During her years as a foster child, Gaga also saw the worst side. She never forgot the spectacle of children burnt to death by stove accidents as their parents sat entrapped in Mass listening to interminable drivel from priests whose spiritual reinforcement wasn't coming entirely from the communion cup. Could the parents miss Mass to care for children? What, and burn in hell forever? The church helped them avoid a metaphysical fire as their children died in real ones.

It may be that the socialism of my paternal side had a touch of the theoretical about it. What I got from the other side, from Gaga...along with a good dose of anti-clericalism...was the product of brutal and bitter experience. It burnt white hot in her...and it still does in me.

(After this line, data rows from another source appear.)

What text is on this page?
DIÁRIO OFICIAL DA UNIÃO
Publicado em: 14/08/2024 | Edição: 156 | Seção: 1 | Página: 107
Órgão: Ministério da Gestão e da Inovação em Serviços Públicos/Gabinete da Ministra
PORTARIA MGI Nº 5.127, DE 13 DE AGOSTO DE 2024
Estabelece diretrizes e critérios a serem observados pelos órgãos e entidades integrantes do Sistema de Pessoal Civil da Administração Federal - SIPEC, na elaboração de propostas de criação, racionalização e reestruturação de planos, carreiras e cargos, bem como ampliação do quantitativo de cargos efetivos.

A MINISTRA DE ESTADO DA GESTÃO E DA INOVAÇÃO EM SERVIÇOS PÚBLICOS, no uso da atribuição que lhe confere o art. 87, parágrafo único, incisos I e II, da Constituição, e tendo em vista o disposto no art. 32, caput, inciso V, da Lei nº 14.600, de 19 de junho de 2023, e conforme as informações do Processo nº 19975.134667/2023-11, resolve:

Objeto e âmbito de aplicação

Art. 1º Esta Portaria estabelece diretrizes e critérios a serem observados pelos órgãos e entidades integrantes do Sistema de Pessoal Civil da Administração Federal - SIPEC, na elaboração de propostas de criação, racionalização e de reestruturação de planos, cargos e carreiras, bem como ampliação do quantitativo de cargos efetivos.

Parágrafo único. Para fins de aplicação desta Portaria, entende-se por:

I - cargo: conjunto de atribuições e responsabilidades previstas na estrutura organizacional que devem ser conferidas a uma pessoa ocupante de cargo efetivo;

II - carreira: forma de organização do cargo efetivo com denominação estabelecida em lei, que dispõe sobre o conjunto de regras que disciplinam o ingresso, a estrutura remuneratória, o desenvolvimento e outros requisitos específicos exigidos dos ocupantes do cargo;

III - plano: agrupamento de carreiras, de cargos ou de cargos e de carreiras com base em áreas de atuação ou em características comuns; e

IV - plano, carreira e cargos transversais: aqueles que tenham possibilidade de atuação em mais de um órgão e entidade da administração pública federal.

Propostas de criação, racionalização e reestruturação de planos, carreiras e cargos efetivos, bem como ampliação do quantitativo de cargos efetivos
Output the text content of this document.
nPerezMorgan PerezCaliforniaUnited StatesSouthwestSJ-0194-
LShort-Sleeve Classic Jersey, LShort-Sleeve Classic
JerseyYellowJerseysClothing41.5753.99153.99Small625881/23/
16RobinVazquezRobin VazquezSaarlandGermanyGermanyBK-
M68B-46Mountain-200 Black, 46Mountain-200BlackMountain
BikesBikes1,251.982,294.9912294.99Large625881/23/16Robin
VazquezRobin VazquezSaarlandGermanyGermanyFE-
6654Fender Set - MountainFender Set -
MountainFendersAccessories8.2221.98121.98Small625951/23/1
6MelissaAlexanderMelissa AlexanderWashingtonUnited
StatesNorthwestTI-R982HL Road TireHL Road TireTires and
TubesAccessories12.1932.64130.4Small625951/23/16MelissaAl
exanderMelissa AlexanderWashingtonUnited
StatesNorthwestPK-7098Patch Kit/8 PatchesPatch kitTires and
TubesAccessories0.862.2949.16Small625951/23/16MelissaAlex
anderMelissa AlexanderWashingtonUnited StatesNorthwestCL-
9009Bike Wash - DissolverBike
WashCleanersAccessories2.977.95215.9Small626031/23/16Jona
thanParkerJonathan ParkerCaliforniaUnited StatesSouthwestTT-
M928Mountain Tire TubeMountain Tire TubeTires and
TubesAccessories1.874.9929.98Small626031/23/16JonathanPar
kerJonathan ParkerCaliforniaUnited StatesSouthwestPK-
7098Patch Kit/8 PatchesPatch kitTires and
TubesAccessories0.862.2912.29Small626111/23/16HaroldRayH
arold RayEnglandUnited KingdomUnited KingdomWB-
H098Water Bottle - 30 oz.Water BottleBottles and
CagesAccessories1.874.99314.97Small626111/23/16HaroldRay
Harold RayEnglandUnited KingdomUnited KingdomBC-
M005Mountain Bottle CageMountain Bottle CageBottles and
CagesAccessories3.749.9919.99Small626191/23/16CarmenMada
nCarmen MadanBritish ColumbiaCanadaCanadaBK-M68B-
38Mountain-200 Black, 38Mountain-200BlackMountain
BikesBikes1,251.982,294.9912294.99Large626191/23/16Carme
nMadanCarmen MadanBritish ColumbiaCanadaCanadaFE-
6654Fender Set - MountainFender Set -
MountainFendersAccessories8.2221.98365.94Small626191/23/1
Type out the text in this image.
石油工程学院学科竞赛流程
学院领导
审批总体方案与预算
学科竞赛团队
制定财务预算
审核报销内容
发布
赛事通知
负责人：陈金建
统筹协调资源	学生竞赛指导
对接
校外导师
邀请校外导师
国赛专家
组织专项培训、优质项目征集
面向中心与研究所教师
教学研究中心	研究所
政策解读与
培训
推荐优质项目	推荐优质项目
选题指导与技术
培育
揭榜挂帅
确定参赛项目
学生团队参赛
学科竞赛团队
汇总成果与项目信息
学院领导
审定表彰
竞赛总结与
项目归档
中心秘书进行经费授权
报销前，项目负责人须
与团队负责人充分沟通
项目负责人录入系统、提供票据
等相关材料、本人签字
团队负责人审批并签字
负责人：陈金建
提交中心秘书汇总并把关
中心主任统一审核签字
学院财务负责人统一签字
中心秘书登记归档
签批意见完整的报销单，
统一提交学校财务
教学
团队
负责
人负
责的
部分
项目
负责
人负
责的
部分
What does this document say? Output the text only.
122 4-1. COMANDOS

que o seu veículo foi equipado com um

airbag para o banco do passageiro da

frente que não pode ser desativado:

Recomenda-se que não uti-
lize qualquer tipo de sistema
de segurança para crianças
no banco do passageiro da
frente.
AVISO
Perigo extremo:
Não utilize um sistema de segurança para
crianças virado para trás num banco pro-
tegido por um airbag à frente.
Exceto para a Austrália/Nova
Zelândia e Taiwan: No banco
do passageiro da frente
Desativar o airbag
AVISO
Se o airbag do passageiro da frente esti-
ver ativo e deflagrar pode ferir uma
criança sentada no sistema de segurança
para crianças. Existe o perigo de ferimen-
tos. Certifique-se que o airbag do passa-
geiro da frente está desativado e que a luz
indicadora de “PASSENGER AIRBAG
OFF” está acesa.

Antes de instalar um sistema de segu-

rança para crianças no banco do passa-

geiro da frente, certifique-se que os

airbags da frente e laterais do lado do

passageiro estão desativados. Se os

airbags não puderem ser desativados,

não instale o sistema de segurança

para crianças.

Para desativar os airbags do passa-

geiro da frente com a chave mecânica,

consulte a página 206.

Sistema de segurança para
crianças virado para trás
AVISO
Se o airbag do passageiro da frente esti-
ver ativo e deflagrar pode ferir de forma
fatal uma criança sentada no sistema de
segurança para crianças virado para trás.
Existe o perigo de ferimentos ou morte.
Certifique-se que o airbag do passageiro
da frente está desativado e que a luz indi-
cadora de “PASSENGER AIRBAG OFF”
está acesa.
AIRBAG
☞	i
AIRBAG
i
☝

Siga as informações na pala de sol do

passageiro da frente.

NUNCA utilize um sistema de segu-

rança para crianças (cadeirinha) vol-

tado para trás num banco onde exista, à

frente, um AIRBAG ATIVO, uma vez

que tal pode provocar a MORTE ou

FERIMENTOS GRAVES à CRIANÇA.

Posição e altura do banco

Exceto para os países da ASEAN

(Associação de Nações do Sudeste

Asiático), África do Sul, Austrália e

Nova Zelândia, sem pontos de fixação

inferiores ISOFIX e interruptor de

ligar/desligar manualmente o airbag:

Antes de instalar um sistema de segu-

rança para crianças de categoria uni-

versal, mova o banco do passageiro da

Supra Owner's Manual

It also seems to me there was someone back aways who said "whatsoever you do for the least of my brothers, that you do unto me." That sounds an awful lot like social service and pinko liberalism to me. Never mind: the chain of command seems to stop at Rome these days.

Busy day in the Globe, 3/5/06. A while back I scribbled something here about cultural Catholicism. I'm eloquently answered by Joan Vennochi's column. It truly is time to pack up the sentimental memories and hack away any emotional ties one ever had to this institution. It doesn't care. Walk away, shed a tear, and find another centre for your life. In the long run, the betrayal of people of compassion by the catholic institution may be the best thing that has ever happened.

The paper even has something from Alan Dershowitz that I can quote (Q&A column), and that has some relevance to this rant:

"You need not to have religion to have morality. Morality based on religion is often no morality at all. If you do it because of heaven or hell, or because an instruction book told you to, it's not morality. It's morality when you have decided yourself, without benefits or threats, that this is the right thing to do."

Gaga could get behind that.




2 Comments:

Blogger massmarrier said...

What about the belly of the beast? Grawing from the inside seems by far the most heroic posture, at least for those who believe in the RC liturgy and sacraments, if not the infallible politicians up top.

3:59 pm  
Blogger Uncle said...

Belief leaves me out of the loop at this point. If it didn't, I'm trying to lose a few pounds, and I think that's more than I could chew. Then again, all that bile might leave me no appetite for anything more entertaining.